Recipe adapted from this one at Fine Cooking


For the Baklava:

  • 1 stick of butter (454 grams)
  • 1 package phyllo dough
  • 2 cups almonds
  • 1/2 cup Sugar
  • 1 teaspoon Cinnamon

For the Syrup:

  • 1 cup Sugar
  • 2/3 Cup Water
  • 1 slice Lemon Peel
  • 1 slice Orange peel
  • 1 Cinnamon stick


  1. In a medium saucepan, melt the butter.
  2. Meanwhile, finely chop the almonds.* In a medium bowl, stir together the chopped almonds, sugar, and cinnamon. Set aside.
  3. Brush a 9x13 straight edged pan with melted butter. Take the phyllo dough out of the package and roll it out onto your work surface. Cover the dough with the plastic wrap and place a damp, wrung-out,  kitchen towel over the plastic wrap to keep dough from drying out as you work.
  4. One at a time, place the phyllo dough sheets into the pan and evenly brush them with butter. When you have placed 1/3 of the sheets in the pan, sprinkle 1/2 of the nut mixture evenly over the dough sheets. Continue layering and buttering another 1/3 of the phyllo sheets, then the other 1/2 of the nut mixture, then the final 1/3 of the phyllo sheets - brushing each sheet with butter as you put it in place.
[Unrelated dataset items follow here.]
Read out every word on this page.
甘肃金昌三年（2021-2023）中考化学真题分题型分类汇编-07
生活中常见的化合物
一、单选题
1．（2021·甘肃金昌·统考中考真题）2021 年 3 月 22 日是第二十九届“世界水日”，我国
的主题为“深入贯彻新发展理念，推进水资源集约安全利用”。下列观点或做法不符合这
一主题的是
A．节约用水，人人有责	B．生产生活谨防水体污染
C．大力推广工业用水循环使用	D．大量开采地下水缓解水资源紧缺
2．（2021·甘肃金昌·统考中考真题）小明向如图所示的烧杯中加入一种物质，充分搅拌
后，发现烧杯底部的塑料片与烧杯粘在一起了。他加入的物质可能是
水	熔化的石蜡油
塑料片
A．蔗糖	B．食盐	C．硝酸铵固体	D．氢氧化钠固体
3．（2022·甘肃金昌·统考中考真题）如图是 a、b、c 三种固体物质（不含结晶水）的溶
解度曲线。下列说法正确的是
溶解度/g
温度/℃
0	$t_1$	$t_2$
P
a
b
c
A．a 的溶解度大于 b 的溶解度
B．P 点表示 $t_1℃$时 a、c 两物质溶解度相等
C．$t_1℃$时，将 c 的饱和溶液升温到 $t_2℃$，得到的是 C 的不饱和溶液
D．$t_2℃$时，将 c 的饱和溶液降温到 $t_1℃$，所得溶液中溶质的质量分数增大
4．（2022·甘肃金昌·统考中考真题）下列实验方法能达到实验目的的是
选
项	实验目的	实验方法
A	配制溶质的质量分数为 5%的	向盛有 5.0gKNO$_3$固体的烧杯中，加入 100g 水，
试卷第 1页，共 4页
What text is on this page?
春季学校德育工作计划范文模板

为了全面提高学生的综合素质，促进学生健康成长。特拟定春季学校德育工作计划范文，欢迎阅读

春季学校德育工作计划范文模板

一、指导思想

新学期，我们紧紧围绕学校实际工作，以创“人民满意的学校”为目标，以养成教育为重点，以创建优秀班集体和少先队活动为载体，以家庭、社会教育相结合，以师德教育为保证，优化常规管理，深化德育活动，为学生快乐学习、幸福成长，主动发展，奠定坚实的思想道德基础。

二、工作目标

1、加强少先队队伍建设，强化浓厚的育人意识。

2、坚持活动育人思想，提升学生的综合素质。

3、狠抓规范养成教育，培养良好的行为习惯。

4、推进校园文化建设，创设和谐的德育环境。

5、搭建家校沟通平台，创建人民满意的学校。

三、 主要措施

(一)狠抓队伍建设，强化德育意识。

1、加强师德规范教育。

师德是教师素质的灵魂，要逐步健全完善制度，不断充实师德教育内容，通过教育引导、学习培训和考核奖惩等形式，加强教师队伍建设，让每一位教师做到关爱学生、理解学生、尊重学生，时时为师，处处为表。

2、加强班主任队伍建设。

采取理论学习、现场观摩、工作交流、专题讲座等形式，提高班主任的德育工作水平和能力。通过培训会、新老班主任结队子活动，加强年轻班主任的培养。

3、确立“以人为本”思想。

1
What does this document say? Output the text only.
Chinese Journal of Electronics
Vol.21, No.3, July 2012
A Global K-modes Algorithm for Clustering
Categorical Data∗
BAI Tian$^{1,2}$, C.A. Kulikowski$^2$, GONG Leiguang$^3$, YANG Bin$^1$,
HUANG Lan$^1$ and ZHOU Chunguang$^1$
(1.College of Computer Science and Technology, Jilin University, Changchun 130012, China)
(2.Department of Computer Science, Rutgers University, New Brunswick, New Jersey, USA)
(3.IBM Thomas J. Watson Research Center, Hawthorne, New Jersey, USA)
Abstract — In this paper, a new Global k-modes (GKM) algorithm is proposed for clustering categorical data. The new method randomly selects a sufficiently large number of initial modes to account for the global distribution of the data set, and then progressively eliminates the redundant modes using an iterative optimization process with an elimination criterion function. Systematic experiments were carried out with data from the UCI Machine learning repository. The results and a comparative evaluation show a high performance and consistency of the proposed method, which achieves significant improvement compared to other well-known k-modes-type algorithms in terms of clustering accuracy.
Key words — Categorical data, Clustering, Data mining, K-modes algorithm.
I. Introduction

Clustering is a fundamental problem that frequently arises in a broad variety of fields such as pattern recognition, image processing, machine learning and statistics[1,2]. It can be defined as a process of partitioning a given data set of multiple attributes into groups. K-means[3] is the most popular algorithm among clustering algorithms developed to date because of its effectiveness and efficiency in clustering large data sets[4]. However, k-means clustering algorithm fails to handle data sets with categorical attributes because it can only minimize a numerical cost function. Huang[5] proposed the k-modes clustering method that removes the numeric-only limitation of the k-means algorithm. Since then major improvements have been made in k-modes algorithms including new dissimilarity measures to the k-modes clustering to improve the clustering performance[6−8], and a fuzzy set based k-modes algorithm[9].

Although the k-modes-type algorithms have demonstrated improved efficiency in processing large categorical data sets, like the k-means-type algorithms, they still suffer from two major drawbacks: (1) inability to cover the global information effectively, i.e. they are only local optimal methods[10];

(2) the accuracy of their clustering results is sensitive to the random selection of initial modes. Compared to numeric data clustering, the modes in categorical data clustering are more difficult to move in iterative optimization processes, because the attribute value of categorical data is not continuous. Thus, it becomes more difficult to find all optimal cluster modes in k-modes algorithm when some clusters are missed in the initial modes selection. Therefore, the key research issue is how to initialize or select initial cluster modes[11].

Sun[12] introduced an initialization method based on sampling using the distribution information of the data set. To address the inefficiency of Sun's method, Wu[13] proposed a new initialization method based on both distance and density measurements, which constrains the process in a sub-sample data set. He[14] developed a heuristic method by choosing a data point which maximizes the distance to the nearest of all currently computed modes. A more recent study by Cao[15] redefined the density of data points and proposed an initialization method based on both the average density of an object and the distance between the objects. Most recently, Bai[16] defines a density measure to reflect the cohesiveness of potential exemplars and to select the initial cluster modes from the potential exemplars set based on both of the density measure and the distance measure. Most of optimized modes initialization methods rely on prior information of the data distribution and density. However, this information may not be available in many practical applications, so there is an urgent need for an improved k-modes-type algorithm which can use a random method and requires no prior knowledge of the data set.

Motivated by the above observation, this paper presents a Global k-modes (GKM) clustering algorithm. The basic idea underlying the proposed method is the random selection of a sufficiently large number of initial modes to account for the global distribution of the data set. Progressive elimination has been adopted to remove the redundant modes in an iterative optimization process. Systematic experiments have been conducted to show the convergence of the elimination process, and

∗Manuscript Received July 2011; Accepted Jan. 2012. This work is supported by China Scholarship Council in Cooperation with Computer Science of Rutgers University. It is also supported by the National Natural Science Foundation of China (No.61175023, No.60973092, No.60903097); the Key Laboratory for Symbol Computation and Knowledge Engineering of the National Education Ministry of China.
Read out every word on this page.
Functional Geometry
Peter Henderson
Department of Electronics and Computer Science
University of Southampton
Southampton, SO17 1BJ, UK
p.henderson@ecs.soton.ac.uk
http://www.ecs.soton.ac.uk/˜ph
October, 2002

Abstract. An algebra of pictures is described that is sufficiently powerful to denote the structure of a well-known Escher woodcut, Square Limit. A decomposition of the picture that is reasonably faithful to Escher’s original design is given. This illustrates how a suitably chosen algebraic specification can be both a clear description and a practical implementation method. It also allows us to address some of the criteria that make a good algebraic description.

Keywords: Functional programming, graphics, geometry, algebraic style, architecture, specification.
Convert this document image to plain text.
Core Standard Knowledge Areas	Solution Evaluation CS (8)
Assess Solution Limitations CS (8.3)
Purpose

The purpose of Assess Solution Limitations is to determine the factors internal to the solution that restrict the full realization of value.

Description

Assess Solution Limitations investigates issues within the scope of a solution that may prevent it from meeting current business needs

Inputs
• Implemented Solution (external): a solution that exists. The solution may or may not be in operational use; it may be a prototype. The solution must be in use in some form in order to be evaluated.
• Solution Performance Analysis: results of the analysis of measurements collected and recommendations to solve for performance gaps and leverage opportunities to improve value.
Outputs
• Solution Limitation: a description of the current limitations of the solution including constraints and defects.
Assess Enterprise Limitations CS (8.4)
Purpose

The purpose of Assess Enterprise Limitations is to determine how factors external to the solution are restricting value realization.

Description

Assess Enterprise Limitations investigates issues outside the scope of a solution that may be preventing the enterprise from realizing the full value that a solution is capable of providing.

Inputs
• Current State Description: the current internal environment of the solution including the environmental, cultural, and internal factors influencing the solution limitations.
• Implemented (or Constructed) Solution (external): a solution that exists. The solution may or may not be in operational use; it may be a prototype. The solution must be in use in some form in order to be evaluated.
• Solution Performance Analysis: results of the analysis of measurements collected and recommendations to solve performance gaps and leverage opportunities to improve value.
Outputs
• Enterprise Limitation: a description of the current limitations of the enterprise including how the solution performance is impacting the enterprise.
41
If the sheets are too large, cut the excess either before placing them in the pan, or cut along the edges once the sheets are in.  
  5. Cover the pan with plastic wrap and put in the freezer for 20 minutes to make it easier to cut through.
  6. Meanwhile, preheat the oven to 350 degrees.
  7. With a sharp knife, cut the baklava diagonally at 1-1/2 inch intervals. Push the knife all the way down to the bottom of the pan as you cut. This will allow the syrup to soak all the way through the baklava. Bake for 40-45 minutes until golden brown.
  8. While the baklava is cooking, make the syrup. Add the sugar, water, cinnamon stick, and citrus peels to a small pot over medium high heat. Bring to a simmer, allow to cook until the sugar dissolves.
  9. Slice the baklava along the cuts you made previously. Pour the syrup evenly over the top of the baklava. Allow Baklava to cool to room temperature. Cover and store at room temperature for 24 hours before serving.**

*I chopped these by hand, because I read that using a food processor can make them oily. However, this was very time consuming, so you may want to use a food processor or blender if you are pressed for time.

**Apparently, the baklava should sit for 24 hours for the best flavour, I couldn’t wait and tried a piece immediately!